Of course, the fact that the number of Korea's AI drug development papers is smaller than that of the United States or China also had an effect. Still, while keywords related to early discovery stages—such as protein analysis, drug–target interaction identification, and candidate discovery—appear at a certain level, the near absence of keywords related to preclinical and clinical stages is difficult to explain by the difference in paper counts alone.
◇"If data don't connect, there are no experiments"
So why does Korea's AI drug development remain stuck in the early discovery stage? The industry points to "data fragmentation" as the reason.
For AI to become a "tool that decides the next experiment," data that accumulate and connect previous experiment results are necessary. But in Korea, because those data do not build up structurally, AI cannot rise above being "a tool that selects many candidates."

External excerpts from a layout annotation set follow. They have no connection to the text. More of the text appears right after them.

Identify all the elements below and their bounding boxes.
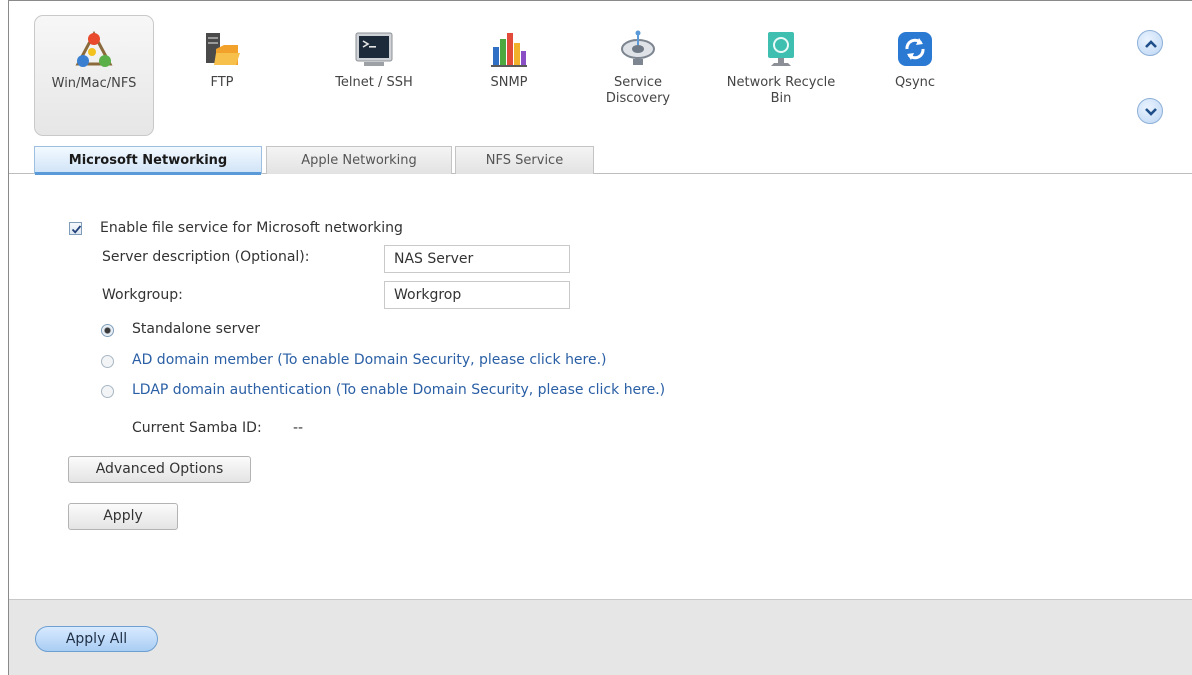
tab-microsoft-networking[interactable]: Microsoft Networking	[34, 146, 262, 175]
terminal-icon	[354, 29, 394, 69]
enable-service-checkbox[interactable]	[69, 222, 82, 235]
service-win-mac-nfs[interactable]: Win/Mac/NFS	[34, 15, 154, 136]
recycle-bin-icon	[761, 29, 801, 69]
service-label: Win/Mac/NFS	[51, 76, 137, 91]
service-label: Service Discovery	[605, 75, 671, 106]
ftp-folder-icon	[202, 29, 242, 69]
service-service-discovery[interactable]: Service Discovery	[578, 15, 698, 136]
apply-button[interactable]: Apply	[68, 503, 178, 530]
advanced-options-button[interactable]: Advanced Options	[68, 456, 251, 483]
service-label: Network Recycle Bin	[726, 75, 836, 106]
content-panel: Enable file service for Microsoft networ…	[9, 175, 1192, 599]
footer-bar: Apply All	[9, 599, 1192, 675]
radio-standalone-server[interactable]	[101, 324, 114, 337]
service-telnet-ssh[interactable]: Telnet / SSH	[314, 15, 434, 136]
bar-chart-icon	[489, 29, 529, 69]
workgroup-label: Workgroup:	[102, 287, 183, 303]
service-toolbar: Win/Mac/NFS FTP Telnet / SSH SNMP Servic…	[9, 1, 1192, 175]
radio-ad-domain-label[interactable]: AD domain member (To enable Domain Secur…	[132, 352, 607, 368]
sync-icon	[895, 29, 935, 69]
enable-service-label: Enable file service for Microsoft networ…	[100, 220, 403, 236]
samba-id-label: Current Samba ID:	[132, 420, 262, 436]
service-label: SNMP	[490, 75, 528, 90]
radio-ad-domain-member[interactable]	[101, 355, 114, 368]
radio-ldap-label[interactable]: LDAP domain authentication (To enable Do…	[132, 382, 665, 398]
service-ftp[interactable]: FTP	[162, 15, 282, 136]
service-label: FTP	[210, 75, 234, 90]
chevron-down-icon	[1145, 108, 1157, 116]
satellite-dish-icon	[618, 29, 658, 69]
service-label: Qsync	[894, 75, 936, 90]
radio-standalone-label: Standalone server	[132, 321, 261, 337]
checkmark-icon	[71, 225, 82, 234]
server-description-input[interactable]: NAS Server	[384, 245, 570, 273]
service-network-recycle-bin[interactable]: Network Recycle Bin	[721, 15, 841, 136]
service-label: Telnet / SSH	[335, 75, 413, 90]
tab-apple-networking[interactable]: Apple Networking	[266, 146, 452, 174]
window-frame: Win/Mac/NFS FTP Telnet / SSH SNMP Servic…	[8, 0, 1192, 675]
server-description-label: Server description (Optional):	[102, 249, 310, 265]
workgroup-input[interactable]: Workgrop	[384, 281, 570, 309]
service-snmp[interactable]: SNMP	[449, 15, 569, 136]
chevron-up-icon	[1145, 40, 1157, 48]
radio-ldap-authentication[interactable]	[101, 385, 114, 398]
scroll-up-button[interactable]	[1137, 30, 1163, 56]
tab-nfs-service[interactable]: NFS Service	[455, 146, 594, 174]
win-mac-nfs-icon	[74, 30, 114, 70]
service-qsync[interactable]: Qsync	[855, 15, 975, 136]
scroll-down-button[interactable]	[1137, 98, 1163, 124]
apply-all-button[interactable]: Apply All	[35, 626, 158, 652]
samba-id-value: --	[293, 420, 304, 436]
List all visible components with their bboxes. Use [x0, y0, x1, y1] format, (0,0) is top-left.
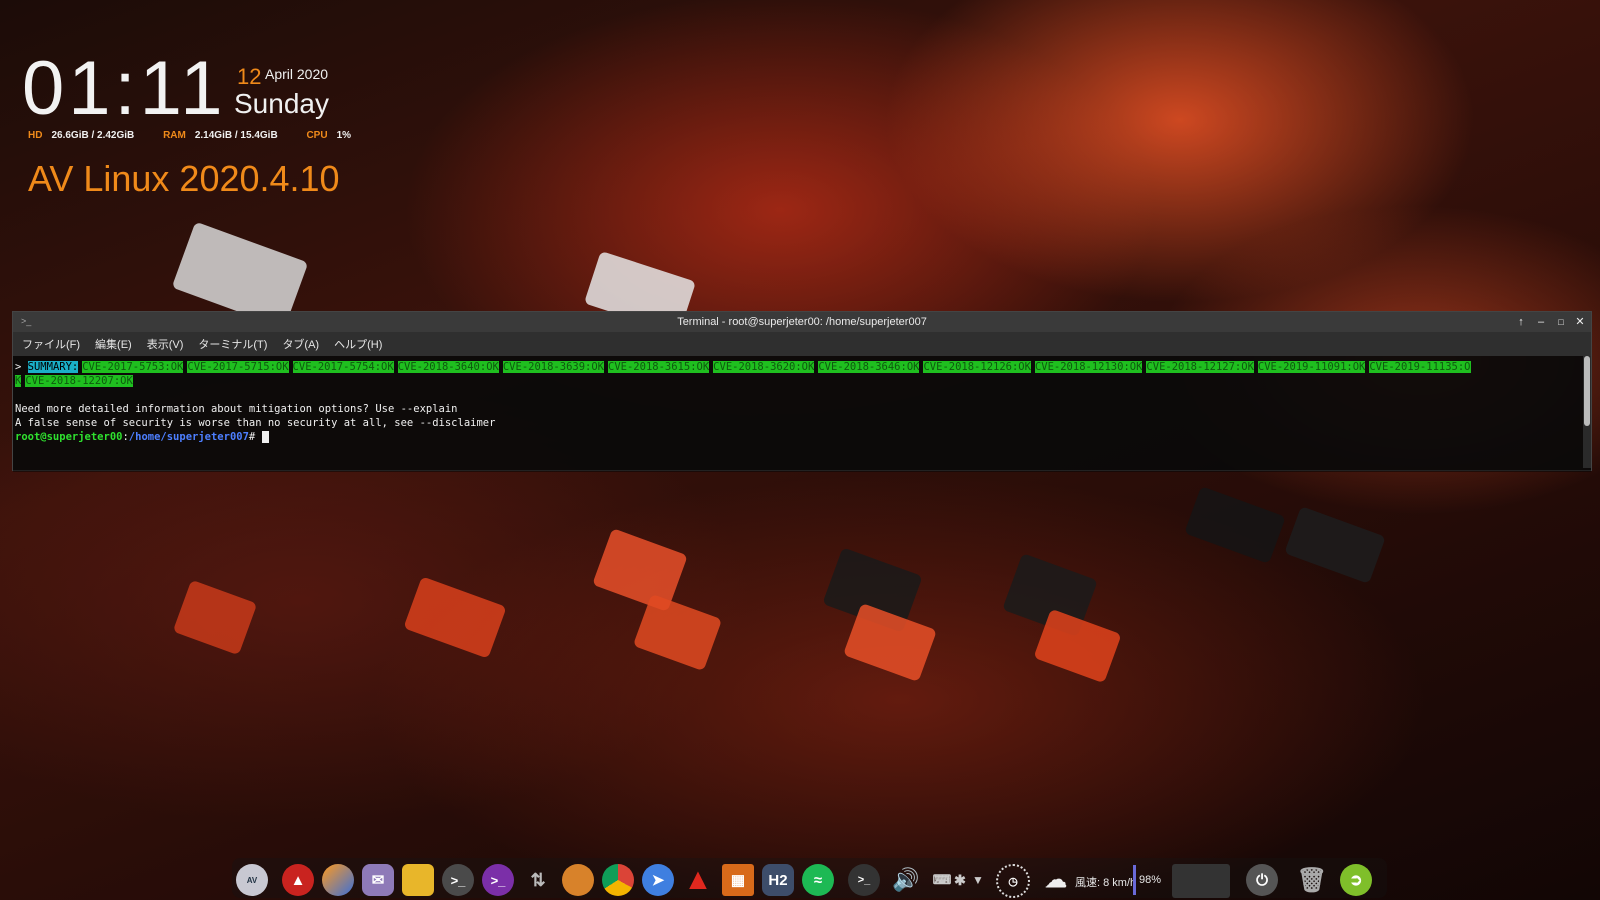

Most clinical and genomic data available for use in domestic pharmaceutical research and development are fragmented. They are scattered across specific projects or research units, only successful results remain, and data on why failures occurred do not carry over to the next study. As a result, even if an AI model designs new candidate molecules, it is difficult to retrain on how those results were validated in actual experiments.
The institutional environment also reinforces this break. The Personal Information Protection Act (PIPA) allows the processing of pseudonymous information without the explicit consent of data subjects only for statistics, scientific research, and public-interest record preservation. However, information that has undergone pseudonymization is still classified as "personal information," and strict restrictions apply to use beyond the stated purpose or provision to third parties.
The combination of different pseudonymous health care and clinical datasets must also go through restricted environments such as government-designated specialized agencies and "Safe Zones."
In the United States, the principle for using health information is also patient consent, but exceptions are institutionally recognized for research purposes. With approval from an Institutional Review Board (IRB), even protected health information (PHI) with reidentification risk can be combined and analyzed directly within institutions by research institutions or corporations, provided privacy protections and internal controls are in place.
◇Will "building bio big data" catalyze change?
In this context, the industry also expresses disappointment with the government's ongoing National Integrated Bio Big Data Project (BIKO). There are limits to data collection alone, and a usable ecosystem must be built in parallel. Based on public consent, BIKO envisions the Ministry of Health and Welfare, the Ministry of Science and ICT, the Ministry of Trade, Industry and Energy, and the Korea Disease Control and Prevention Agency working together from 2024 to 2028 to build genomic and clinical data for 772,000 people.
Park Bong-hyeon, a senior researcher at the Korea Biotechnology Industry Organization's Bioeconomy Research Center, said, "Institutional flexibility premised on the continuous use of data is needed," and noted, "One solution could be to expand regulatory sandboxes so researchers can more freely combine and analyze data within Safe Zones."
Park added, "In addition, corporations can expand AI use beyond the candidate discovery stage into later stages only if guidelines for Good Machine Learning Practice (GMLP), which cover the development, validation, and operation of Machine Learning models used in AI drug development, and standards for data submission and evaluation are established together."